I have been reading a lot recently, as well as watching lots of different things, and what really intrigues me is characterisations. What traits or characteristics do authors pull from themselves and those they love around them to build their characters?
Every author wants to create the perfect characters – because by doing that, they then hope that everyone will love that character, just as much as the author does. Naturally we want our characters to have the best of the best characteristics and traits – after all – they are our creation, and in some way, we are playing ‘god’ with our books. We are the creators of these worlds. Some authors set the characters up to have no flaws, lots of money, perfect features, etc etc, and therefore a reader can then feel the character is a bit ‘plastic’. Fake. False.
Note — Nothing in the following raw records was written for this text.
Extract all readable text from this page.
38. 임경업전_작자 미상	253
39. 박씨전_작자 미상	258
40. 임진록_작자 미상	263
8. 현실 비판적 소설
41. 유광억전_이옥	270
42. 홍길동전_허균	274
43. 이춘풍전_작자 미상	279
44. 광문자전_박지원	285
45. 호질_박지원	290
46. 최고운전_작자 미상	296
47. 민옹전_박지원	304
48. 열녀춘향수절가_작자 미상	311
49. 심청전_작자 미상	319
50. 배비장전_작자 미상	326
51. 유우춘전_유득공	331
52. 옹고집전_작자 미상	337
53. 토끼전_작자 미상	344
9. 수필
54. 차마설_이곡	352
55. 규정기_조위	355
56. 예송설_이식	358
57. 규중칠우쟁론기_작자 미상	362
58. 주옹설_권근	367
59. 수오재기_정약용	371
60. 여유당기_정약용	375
They have thoughts about that character of – ‘how unrealistic; no body acts like that,’ and so on.
The author can become quite baffled by this sort of response, and in turn, they utter such phrases as: ‘How can you say those things?’ ‘This character is amazing – obviously you have no idea what you’re talking about.’ ‘They are the perfect creation!’
And if you really really get down to the nitty-gritty of the matter – perfect characters are boring to read. Who the hell wants to read about perfect people all the time? The world is not full of replicas of Ken and Barbie.
By writing flaws into characters it can enhance interest in your plot, character drivers, and if you really hit the nail on the head – you can create someone that everyone adores and loves – regardless of the flaws that you weave into them.
Nobody is perfect. No one. We love those around us who have flaws, so make sure that you let your characters have flaws as well. Let them even flaw themselves with their own flaws and working through the issues. That’s what makes them believable. That’s what gives the book depth with character plots.
Give your characters strengths, but more importantly – give them weaknesses.